Una FEMA reenfocada y empoderada forjaría fuertes asociaciones público-privadas, impulsando una respuesta que está dirigida por el gobierno pero no centrada en el gobierno. Se convertiría en la máquina de desastre nacional que carecemos desesperadamente, rápido, enfocado, implacable, que une a los gobernadores en un sistema de ayuda mutua sobrealimentado que opera más allá de la política y la buena voluntad.

Necesitamos un sistema de gestión de crisis del siglo XXI construido no en lemas o esperanza, sino en preparación, coordinación y comando. La orden ejecutiva del presidente expone la debilidad fatal en el corazón de nuestra doctrina de respuesta: la ausencia de la verdadera propiedad. Si nadie posee el trabajo, nadie hace el trabajo.

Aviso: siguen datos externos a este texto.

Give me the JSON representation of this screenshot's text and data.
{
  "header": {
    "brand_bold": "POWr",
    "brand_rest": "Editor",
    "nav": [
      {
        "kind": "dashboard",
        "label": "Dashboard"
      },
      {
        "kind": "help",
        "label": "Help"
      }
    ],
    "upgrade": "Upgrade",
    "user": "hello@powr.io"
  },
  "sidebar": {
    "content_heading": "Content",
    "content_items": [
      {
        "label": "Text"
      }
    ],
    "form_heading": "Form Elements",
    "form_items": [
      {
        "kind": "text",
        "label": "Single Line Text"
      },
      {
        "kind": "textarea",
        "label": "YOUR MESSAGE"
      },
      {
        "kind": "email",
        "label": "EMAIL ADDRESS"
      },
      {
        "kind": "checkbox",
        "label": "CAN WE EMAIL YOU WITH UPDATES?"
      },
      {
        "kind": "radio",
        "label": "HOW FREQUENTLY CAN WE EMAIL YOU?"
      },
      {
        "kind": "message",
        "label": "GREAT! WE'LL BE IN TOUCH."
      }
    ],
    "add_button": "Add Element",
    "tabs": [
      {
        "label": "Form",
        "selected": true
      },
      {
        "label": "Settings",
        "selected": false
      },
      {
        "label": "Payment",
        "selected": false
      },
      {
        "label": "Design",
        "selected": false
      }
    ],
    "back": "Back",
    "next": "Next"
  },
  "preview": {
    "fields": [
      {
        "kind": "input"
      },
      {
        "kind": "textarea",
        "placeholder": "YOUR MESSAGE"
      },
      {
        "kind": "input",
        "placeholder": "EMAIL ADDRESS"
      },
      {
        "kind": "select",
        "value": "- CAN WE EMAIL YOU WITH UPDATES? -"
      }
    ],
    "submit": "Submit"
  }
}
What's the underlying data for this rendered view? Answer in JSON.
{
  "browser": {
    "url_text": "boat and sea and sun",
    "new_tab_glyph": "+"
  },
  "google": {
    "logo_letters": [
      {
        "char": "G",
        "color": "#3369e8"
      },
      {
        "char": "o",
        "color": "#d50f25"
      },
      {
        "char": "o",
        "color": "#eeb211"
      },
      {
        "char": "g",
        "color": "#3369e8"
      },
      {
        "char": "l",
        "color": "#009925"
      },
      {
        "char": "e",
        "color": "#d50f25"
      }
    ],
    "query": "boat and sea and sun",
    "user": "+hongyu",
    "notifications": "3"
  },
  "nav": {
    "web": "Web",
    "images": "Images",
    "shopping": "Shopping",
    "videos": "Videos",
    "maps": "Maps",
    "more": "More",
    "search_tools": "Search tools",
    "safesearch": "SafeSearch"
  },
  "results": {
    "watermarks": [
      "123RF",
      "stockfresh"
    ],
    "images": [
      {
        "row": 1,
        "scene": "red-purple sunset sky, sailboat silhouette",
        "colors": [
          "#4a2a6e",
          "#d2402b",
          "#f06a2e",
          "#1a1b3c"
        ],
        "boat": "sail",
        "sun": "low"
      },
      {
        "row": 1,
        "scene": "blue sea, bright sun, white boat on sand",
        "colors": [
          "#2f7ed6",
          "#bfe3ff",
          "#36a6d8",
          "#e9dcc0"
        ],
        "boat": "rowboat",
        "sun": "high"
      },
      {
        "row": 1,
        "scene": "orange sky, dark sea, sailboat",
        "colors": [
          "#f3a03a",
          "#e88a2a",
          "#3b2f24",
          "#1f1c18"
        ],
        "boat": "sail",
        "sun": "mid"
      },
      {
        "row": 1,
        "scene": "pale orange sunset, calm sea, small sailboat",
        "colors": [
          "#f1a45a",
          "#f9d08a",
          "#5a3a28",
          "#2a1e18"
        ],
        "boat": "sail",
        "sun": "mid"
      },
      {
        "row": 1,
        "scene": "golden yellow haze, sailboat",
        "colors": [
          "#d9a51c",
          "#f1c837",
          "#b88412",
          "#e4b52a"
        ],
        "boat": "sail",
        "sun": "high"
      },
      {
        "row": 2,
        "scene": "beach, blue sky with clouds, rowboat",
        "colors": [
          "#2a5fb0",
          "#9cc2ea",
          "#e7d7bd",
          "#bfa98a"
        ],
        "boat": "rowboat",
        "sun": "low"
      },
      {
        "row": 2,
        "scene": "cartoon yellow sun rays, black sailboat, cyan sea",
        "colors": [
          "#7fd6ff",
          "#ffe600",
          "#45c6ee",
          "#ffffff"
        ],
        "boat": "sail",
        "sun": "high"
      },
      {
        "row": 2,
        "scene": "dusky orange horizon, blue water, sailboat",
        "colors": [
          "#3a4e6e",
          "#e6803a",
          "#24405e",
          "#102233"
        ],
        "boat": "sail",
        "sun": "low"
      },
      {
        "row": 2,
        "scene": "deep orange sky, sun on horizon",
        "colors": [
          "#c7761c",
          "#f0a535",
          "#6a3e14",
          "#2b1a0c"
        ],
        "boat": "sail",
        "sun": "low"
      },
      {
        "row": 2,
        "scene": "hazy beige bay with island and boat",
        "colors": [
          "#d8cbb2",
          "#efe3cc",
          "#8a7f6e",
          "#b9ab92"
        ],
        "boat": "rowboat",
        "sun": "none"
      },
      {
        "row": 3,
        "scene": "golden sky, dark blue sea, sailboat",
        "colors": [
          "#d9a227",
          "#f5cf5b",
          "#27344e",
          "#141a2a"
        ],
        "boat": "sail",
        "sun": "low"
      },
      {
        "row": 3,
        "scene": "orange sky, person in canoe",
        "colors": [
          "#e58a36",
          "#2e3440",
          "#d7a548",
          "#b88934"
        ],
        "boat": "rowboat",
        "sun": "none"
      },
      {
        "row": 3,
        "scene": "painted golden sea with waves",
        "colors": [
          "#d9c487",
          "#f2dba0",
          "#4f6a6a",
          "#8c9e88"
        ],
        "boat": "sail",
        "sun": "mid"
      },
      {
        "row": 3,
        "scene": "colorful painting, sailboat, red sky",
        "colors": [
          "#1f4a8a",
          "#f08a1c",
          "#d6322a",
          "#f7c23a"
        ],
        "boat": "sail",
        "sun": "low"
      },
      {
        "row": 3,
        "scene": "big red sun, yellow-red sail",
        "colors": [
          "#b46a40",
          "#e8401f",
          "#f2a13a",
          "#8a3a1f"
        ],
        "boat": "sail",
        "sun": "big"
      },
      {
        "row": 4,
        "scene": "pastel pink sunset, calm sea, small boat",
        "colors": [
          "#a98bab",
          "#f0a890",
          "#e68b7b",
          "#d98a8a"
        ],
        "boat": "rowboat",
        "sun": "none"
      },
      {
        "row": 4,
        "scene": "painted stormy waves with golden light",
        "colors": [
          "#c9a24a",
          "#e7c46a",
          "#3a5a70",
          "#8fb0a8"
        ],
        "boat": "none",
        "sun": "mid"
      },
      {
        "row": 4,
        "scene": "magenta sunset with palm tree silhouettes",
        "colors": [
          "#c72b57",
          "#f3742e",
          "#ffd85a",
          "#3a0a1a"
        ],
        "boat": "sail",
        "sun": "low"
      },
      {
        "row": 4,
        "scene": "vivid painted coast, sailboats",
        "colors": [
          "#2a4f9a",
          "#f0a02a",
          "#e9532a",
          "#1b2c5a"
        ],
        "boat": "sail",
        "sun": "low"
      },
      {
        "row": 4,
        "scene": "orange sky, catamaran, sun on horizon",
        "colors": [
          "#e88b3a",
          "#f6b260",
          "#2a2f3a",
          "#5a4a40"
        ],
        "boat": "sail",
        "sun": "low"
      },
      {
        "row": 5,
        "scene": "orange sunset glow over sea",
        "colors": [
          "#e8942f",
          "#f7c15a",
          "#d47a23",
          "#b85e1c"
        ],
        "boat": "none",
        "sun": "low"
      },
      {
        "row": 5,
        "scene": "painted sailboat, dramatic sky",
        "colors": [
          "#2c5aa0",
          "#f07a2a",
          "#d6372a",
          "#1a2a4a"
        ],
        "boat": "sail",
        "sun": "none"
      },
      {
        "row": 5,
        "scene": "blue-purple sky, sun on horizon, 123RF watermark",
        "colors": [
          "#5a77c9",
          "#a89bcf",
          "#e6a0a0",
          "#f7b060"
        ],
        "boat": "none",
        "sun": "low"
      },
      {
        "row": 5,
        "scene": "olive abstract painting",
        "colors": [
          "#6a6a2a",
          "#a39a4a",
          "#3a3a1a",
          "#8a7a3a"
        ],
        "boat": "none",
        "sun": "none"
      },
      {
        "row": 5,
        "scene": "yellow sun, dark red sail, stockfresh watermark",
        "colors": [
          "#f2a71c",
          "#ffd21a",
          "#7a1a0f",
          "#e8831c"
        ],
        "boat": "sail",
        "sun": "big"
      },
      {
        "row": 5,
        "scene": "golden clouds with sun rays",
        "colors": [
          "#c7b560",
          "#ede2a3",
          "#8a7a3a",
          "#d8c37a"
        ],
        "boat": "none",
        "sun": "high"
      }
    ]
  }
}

Créeme cuando te digo que la próxima catástrofe comenzará de repente y con gran intensidad, con sus mayores problemas y las mayores necesidades en sus primeras horas. Esas primeras horas, las llamadas horas doradas, serán un momento de caos máximo.

Las acciones que tomamos ahora determinarán nuestro destino.

Kelly McKinney fue comisionada adjunta en la Oficina de Gestión de Emergencias de la Ciudad de Nueva York y anteriormente sirvió en el Consejo Asesor Nacional de FEMA.